Kaczyński jednak zostaje
Informację o decyzji Kaczyńskiego przekazał rzecznik prasowy prezydenta Marcin Roszkowski.
Dodał, że Kaczyński zapowiedział, że osobiście zaangażuje się w walkę o przywrócenie dotychczasowych zapisów w ustawie korzystnych - jego zdaniem - dla miasta.
Według prezydenta, obowiązujące dotąd przepisy dają większą możliwość efektywnej walki z korupcją i stwarzają warunki do rozwoju miasta. Kaczyński podkreślił, że Prawo i Sprawiedliwość będzie z determinacją zabiegać o odrzucenie nowelizacji jako skrajnie niekorzystnej dla stolicy.
Przegłosowana w piątek przez Sejm nowelizacja ustawy o ustroju miasta stołecznego Warszawy ogranicza kompetencje prezydenta miasta wobec zarządów 18 stołecznych dzielnic. "To zupełny skandal. W tym kształcie ta ustawa oznacza rozbicie Warszawy na niezależne jednostki.(...) Gdyby została przyjęta przez Senat w takim kształcie i podpisałby ją prezydent, oznaczałaby całkowitą samodzielność zarządów dzielnicowych i całkowite usamodzielnienie się dzielnic od ratusza, czyli rozbicie Warszawy" - powiedział w piątek PAP Mariusz Kamiński (PiS).

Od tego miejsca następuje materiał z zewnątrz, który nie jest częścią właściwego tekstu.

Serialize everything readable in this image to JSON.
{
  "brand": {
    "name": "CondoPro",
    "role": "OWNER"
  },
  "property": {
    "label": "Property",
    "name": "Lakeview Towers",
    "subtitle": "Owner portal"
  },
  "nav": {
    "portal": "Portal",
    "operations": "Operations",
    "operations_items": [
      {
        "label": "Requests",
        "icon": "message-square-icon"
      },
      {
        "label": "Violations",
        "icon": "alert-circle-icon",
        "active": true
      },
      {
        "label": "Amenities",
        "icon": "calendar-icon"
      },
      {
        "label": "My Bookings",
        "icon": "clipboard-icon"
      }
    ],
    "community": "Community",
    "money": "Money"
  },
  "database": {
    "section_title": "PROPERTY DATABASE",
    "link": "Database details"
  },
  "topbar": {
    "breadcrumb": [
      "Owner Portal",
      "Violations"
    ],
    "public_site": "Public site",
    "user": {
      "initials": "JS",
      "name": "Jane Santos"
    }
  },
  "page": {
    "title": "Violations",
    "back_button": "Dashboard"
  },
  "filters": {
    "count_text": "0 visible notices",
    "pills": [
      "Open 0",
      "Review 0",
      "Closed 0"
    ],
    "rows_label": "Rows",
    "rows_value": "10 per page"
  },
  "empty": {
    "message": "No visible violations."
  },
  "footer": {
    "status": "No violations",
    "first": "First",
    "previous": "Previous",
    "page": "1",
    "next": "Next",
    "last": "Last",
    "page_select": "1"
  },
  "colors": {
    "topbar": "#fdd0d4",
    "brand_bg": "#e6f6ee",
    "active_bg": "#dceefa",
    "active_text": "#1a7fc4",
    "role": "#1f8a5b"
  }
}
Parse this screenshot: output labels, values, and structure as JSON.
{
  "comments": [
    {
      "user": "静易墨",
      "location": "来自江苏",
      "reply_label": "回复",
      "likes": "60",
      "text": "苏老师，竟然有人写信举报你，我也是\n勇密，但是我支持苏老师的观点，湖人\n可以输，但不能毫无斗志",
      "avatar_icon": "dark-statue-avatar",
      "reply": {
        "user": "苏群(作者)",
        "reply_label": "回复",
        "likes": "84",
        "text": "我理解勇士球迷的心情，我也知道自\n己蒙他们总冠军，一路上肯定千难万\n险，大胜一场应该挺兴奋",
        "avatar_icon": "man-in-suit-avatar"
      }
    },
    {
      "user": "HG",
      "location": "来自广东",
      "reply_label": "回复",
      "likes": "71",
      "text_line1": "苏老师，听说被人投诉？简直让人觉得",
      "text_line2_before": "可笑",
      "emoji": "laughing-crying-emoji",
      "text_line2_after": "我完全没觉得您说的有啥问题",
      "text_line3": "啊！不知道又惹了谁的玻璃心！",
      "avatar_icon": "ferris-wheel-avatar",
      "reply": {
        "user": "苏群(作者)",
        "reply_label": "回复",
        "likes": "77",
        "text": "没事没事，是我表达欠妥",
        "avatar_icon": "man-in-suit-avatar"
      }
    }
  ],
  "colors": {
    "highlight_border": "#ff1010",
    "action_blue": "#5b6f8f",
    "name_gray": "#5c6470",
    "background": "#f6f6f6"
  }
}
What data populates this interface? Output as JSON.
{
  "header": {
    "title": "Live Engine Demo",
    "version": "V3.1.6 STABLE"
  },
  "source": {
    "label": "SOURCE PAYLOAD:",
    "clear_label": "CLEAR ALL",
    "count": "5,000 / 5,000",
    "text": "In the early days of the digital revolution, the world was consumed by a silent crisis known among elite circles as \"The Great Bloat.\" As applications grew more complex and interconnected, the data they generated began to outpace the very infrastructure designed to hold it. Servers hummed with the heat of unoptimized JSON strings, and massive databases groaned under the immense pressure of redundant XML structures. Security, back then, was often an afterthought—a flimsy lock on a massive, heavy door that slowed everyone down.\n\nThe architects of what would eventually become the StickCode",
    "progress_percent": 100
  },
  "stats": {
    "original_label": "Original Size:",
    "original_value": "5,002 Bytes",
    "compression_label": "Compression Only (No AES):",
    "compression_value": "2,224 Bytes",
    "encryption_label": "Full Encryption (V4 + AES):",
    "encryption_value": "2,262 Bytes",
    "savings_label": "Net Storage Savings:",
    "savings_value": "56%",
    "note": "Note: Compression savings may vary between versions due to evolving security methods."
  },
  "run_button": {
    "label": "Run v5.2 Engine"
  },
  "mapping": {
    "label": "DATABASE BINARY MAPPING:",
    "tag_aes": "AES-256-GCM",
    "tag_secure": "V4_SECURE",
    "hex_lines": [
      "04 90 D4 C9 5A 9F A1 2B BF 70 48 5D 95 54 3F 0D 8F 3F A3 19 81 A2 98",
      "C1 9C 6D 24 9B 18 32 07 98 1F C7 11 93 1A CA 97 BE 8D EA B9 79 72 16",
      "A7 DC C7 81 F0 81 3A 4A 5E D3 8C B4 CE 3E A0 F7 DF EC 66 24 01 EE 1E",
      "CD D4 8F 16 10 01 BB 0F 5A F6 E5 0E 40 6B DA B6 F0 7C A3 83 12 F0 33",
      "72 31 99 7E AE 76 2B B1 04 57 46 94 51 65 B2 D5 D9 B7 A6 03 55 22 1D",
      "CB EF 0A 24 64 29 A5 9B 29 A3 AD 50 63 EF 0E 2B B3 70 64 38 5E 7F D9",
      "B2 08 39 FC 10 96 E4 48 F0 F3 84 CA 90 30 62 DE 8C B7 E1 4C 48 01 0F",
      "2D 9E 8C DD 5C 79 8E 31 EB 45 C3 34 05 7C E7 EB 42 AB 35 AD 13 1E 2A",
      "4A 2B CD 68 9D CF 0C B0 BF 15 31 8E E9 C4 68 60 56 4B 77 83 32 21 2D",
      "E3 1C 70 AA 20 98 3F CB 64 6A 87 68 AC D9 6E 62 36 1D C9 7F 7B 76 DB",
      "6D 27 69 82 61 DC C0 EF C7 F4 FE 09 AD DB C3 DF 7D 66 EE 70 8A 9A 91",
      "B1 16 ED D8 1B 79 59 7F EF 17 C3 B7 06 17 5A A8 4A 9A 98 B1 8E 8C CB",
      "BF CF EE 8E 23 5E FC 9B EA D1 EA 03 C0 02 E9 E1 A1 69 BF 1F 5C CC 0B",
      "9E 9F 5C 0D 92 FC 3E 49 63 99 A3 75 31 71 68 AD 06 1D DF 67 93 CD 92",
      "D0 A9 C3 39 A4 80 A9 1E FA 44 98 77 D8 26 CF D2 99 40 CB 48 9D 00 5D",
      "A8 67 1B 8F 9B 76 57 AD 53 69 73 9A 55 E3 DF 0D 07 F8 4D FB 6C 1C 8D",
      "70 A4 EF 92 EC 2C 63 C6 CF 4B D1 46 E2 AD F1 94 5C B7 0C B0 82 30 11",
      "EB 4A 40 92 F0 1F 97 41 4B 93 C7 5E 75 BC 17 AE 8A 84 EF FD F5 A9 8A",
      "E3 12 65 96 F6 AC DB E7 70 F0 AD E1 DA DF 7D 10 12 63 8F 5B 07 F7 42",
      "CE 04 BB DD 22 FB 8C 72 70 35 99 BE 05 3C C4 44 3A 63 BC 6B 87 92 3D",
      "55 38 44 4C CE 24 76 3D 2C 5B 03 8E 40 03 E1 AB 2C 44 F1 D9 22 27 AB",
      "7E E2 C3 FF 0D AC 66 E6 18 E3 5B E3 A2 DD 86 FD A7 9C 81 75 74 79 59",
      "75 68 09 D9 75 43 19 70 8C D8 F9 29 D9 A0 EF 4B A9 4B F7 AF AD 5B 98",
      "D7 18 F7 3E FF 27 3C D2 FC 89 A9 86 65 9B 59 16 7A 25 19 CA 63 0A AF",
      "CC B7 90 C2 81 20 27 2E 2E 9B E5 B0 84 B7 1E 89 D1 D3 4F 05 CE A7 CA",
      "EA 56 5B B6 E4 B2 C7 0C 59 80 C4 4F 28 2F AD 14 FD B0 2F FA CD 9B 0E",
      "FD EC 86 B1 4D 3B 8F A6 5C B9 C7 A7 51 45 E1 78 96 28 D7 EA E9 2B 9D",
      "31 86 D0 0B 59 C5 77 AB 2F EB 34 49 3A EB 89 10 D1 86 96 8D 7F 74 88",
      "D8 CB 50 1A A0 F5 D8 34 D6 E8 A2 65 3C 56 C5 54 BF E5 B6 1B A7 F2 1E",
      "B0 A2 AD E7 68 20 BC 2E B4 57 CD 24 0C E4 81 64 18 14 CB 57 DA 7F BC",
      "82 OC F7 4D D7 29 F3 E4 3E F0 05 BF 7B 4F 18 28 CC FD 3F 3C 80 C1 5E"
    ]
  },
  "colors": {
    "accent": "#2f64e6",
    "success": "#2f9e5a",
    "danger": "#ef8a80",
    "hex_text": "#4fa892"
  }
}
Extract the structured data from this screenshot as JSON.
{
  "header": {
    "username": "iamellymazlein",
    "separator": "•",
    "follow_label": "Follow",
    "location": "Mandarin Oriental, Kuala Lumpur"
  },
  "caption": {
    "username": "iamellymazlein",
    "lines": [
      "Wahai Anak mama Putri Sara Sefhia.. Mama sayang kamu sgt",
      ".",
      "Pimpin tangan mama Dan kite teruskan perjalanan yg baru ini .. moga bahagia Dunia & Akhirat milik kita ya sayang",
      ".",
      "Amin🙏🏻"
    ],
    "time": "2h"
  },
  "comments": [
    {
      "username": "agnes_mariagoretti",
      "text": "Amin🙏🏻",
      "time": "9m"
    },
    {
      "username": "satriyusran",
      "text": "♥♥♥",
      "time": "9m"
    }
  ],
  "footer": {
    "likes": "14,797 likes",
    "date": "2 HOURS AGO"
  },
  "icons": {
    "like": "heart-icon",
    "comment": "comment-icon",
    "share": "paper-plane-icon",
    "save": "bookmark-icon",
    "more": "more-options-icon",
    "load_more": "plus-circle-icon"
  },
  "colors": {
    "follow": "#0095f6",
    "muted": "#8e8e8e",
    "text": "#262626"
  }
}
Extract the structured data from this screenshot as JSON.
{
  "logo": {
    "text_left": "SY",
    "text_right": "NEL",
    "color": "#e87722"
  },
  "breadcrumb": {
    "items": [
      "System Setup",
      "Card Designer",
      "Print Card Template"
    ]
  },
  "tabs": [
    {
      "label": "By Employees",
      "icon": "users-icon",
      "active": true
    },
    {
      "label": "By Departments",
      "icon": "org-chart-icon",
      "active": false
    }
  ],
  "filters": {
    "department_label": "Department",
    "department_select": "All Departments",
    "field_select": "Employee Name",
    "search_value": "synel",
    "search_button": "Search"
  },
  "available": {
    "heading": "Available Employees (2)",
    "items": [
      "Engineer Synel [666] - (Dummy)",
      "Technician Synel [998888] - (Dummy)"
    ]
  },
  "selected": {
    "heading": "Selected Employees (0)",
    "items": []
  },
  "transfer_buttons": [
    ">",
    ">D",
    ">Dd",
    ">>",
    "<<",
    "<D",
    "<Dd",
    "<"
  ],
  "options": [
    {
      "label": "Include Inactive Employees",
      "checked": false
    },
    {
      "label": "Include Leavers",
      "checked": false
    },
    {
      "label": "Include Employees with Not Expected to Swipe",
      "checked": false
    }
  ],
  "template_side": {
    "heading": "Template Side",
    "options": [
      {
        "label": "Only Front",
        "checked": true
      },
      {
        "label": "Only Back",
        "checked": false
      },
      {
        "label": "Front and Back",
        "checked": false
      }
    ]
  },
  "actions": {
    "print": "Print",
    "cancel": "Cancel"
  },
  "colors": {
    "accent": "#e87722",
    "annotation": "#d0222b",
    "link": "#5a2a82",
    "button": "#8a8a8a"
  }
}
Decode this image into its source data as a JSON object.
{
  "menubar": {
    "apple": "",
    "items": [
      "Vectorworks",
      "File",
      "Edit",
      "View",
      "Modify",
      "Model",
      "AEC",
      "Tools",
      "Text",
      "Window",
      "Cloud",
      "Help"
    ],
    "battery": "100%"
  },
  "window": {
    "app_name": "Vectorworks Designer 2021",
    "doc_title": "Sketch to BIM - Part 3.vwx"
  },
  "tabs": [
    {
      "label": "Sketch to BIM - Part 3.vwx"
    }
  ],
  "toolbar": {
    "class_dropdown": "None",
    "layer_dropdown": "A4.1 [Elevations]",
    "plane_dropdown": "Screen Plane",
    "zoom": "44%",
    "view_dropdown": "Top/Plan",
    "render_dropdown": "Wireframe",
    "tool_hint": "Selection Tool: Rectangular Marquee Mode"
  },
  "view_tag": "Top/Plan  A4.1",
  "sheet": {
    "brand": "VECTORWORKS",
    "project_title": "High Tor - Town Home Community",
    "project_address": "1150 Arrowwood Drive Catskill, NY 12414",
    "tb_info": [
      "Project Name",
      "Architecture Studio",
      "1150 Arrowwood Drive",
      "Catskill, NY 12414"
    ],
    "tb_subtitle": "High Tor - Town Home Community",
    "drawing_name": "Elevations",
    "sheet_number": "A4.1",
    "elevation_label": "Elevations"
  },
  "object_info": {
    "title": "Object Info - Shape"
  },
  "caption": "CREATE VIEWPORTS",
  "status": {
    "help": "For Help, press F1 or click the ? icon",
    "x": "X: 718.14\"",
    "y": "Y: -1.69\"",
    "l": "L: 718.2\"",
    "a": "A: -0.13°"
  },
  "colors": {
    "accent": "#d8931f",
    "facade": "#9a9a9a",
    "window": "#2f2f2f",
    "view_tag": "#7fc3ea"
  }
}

Dodał, że jeśli ustawę w takim kształcie przyjmie Senat i podpisze ją prezydent, PiS zaskarży ją do Trybunału Konstytucyjnego.
Jacek Zdrojewski (SLD), który jest autorem przyjętych w piątek poprawek, przedstawiając je w Sejmie w maju podkreślał, że służą one likwidacji "centralizmu" Kaczyńskiego. Według Zdrojewskiego, Lech Kaczyński "uczynił ze stolicy organ scentralizowany bardziej niż za czasów carskiej Rosji", niesprawny gospodarczo jak ZSRR, a "sprawny propagandowo jak Białoruś".
W piątek po głosowaniu Kaczyński oświadczył, że nie zgodzi się rządzić miastem "na tej zasadzie, że kto inny decyzję podejmuje, a kto inny ponosi odpowiedzialność".
Pytany wówczas o to, kiedy podejmie decyzję o ewentualnej rezygnacji, odparł: "od tej ustawy minęło kilka godzin, proszę pozostawić mi troszkę czasu. Wkrótce się odbędzie narada w tej sprawie i będziemy myśleć".
Kaczyński podkreślił, że po objęciu fotela prezydenta miasta doprowadził do rozbicia tzw. układu warszawskiego (nieformalnych powiązań między politykami samorządowymi, głównie PO i SLD, oraz biznesmenami). "Drodze do uczciwych rządów w Polsce zadano ciężki cios" - oświadczył. Jego zdaniem, wprowadzenie ustawy w życie oznacza kolejne olbrzymie zamieszanie w mieście.
Znowelizowana w piątek przez Sejm ustawa o ustroju Warszawy określa sposób działania i kompetencje dzielnic w gminie, jaką jest Warszawa. Za nowelizacją głosowało 338 posłów, przeciw 51, a 3 wstrzymało się od głosu.